Radiomics and AI in Oncology Imaging: From Diagnosis to Outcome Prediction

This perspective from Nature Reviews Clinical Oncology examines the next generation of AI tools for cancer imaging, moving beyond diagnosis toward prognostication, treatment response prediction, and molecular profiling from radiology images. The authors contrast hand-crafted radiomic features with deep learning representations and address critical barriers to clinical adoption including data curation, interpretability, and regulatory challenges.

The original study

Predicting cancer outcomes with radiomics and artificial intelligence in radiology.

Authors
Bera K, Braman N, Gupta A, Velcheti V, Madabhushi A
Journal
Nature reviews. Clinical oncology
Type
Journal Article, Research Support, N.I.H., Extramural, Research Support, Non-U.S. Gov't, Research Support, U.S. Gov't, Non-P.H.S., Review
PMID
34663898
Read the original study →

Original abstract

The successful use of artificial intelligence (AI) for diagnostic purposes has prompted the application of AI-based cancer imaging analysis to address other, more complex, clinical needs. In this Perspective, we discuss the next generation of challenges in clinical decision-making that AI tools can solve using radiology images, such as prognostication of outcome across multiple cancers, prediction of response to various treatment modalities, discrimination of benign treatment confounders from true progression, identification of unusual response patterns and prediction of the mutational and molecular profile of tumours.
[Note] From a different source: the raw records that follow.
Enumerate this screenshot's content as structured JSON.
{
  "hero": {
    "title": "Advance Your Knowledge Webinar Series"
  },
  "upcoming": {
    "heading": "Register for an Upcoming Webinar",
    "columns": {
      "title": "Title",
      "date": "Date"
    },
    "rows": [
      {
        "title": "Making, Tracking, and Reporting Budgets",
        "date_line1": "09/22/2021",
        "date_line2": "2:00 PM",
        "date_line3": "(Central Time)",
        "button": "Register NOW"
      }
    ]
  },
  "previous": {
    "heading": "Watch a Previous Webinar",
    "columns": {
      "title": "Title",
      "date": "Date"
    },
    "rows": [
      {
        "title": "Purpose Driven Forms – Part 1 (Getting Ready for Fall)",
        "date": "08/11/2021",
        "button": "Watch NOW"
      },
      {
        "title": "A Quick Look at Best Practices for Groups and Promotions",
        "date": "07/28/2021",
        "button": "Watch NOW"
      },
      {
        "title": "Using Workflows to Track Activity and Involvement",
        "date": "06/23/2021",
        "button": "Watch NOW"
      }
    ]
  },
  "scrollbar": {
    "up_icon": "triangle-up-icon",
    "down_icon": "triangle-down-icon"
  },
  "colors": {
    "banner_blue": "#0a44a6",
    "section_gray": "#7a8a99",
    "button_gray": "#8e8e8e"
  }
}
We describe the evolution of and opportunities for AI in oncology imaging, focusing on hand-crafted radiomic approaches and deep learning-derived representations, with examples of their application for decision support. We also address the challenges faced on the path to clinical adoption, including data curation and annotation, interpretability, and regulatory and reimbursement issues. We hope to demystify AI in radiology for clinicians by helping them to understand its limitations and challenges, as well as the opportunities it provides as a decision-support tool in cancer management.